Mi primer paciente con dolor crónico ya no quería vivir (1974)

Mi primer paciente con dolor crónico ya no quería vivir (1974)

Durante el trimestre de invierno de mi programa de maestría en MSU me tocó hacer una práctica de orientación psicológica en el Centro de Salud Mental del Condado de Ingham, en Lansing, Michigan. Hasta allí tenía que llegar en autobús dos veces por semana, a pesar del frío y de la nieve, para atender las primeras consultas que haría en mi vida como psicólogo. Una de ellas fue con un señor, en sus cuarentas, que sufría de dolor crónico en la espalda, causado por un accidente en auto ocurrido hacía diez años. Era un hombre de trato amable y hablar pausado, quien desde el comienzo me planteó que estaba considerando suicidarse, por lo que deseaba analizar conmigo esa decisión. Desde la primera cita yo procuré dejar siempre algo pendiente, para que se sintiera comprometido a volver, aunque él se despedía diciéndome que, pasara lo que pasara, me agradecía mucho mi ayuda al haberlo escuchado.

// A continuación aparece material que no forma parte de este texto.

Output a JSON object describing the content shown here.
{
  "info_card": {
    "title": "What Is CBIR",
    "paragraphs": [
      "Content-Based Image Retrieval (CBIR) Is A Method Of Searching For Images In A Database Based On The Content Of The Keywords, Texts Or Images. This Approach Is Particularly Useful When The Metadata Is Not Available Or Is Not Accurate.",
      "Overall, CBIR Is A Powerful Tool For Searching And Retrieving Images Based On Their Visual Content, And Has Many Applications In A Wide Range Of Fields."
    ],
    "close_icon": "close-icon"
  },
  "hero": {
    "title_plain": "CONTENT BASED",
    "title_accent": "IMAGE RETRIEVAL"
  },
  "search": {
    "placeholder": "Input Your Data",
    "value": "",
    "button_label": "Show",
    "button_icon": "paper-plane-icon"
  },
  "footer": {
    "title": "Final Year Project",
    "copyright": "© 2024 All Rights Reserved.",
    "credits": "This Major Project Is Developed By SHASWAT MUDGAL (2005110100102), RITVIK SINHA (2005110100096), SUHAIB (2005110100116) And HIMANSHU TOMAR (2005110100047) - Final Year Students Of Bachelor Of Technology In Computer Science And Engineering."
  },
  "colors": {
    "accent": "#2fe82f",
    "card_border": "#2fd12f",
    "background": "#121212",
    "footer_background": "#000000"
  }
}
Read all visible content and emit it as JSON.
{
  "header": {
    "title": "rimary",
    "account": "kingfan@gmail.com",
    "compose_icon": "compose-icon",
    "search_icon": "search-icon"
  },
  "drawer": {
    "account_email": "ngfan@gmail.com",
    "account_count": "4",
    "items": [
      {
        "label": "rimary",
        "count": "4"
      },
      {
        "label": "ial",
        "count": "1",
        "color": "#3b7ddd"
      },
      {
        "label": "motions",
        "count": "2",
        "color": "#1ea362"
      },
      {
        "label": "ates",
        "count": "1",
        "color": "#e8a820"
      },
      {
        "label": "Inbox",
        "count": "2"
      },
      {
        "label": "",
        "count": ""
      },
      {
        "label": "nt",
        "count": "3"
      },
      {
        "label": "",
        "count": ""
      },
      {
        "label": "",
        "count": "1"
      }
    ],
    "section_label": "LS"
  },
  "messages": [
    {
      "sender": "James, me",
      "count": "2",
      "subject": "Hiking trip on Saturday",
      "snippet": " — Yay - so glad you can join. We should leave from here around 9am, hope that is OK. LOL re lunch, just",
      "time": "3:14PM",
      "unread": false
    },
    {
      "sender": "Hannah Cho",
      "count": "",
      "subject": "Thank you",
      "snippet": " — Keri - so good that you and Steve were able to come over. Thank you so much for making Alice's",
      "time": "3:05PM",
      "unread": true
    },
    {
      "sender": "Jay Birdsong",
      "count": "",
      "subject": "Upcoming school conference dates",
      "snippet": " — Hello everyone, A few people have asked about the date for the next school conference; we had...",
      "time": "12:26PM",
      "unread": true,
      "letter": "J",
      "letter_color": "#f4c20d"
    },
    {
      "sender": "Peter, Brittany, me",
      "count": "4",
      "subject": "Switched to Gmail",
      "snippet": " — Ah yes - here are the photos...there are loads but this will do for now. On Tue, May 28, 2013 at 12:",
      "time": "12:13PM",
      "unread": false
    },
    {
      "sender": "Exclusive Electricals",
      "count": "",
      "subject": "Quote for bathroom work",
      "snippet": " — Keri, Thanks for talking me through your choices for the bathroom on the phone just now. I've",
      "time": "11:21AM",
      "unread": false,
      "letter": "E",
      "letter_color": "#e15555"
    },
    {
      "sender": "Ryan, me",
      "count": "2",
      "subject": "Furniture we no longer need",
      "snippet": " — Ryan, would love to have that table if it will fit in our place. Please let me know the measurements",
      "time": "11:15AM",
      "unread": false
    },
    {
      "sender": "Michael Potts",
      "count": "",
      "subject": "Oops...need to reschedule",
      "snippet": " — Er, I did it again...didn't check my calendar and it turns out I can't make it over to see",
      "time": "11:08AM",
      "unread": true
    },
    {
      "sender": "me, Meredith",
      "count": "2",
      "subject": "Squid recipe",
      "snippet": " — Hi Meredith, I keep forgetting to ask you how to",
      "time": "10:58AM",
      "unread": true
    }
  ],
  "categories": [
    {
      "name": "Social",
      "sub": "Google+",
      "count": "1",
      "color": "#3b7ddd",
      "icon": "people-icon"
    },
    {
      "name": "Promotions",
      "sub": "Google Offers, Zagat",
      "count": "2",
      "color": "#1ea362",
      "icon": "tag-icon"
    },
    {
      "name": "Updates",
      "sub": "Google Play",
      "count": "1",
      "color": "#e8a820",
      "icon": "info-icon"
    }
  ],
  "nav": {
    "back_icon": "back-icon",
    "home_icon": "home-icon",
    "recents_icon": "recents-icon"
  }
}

Para profundizar en el caso, me dediqué a repasar en la biblioteca de la Universidad el enfoque teórico de Viktor Frankl sobre el sentido del dolor, además de analizar con él su dinámica familiar, como hombre casado y padre de tres hijas adolescentes. Asimismo, decidí realizar una interconsulta con el Dr. Bullock, quien lo había atendido por una década como especialista, sin mayores resultados que aliviaran su dolor crónico. Este médico agradeció mucho mi interés, pues se sentía desalentado de no poderlo ayudar, si bien tenía aún una cierta esperanza de aplicarle un tratamiento experimental. Ambos acordamos insistirle en que debía darse esa oportunidad y él aceptó. Yo también le sugerí, en terapia, mencionarle a su esposa y a sus hijas, sin alarmarlas, que él suponía que ellas ya estaban cansadas de su sufrimiento y de su incapacidad para trabajar, por lo que serían más felices el día que les faltara. La respuesta de su esposa fue que lo amaba mucho y que prefería acompañarlo en su dolor que perderlo a él. Las hijas también le reflejaron que su presencia, al llevarlas a sus actividades y al aconsejarlas como padre, era algo insustituible y que lo necesitaban a su lado. Yo en las noches le pedía al Señor que le diera una respuesta concreta ante su gran necesidad y que pudiera verlo de nuevo a la siguiente cita. Poco a poco el panorama mejoró al saberse valorado por su familia, lo que aumentaba su nivel de resistencia al dolor. Además, el nuevo tratamiento experimental del Dr. Bullock fue produciendo un efecto benéfico de alivio, en un grado suficiente que le hacía más tolerable el enfrentar las demandas y responsabilidades de su vida cotidiana. Al finalizar nuestras consultas, él había abandonado su idea del suicidio y se dispuso con más ánimo a seguir adelante con su vida. Yo, por mi parte, le di muchas gracias a Dios por el buen resultado de esta primera experiencia en mi vida profesional.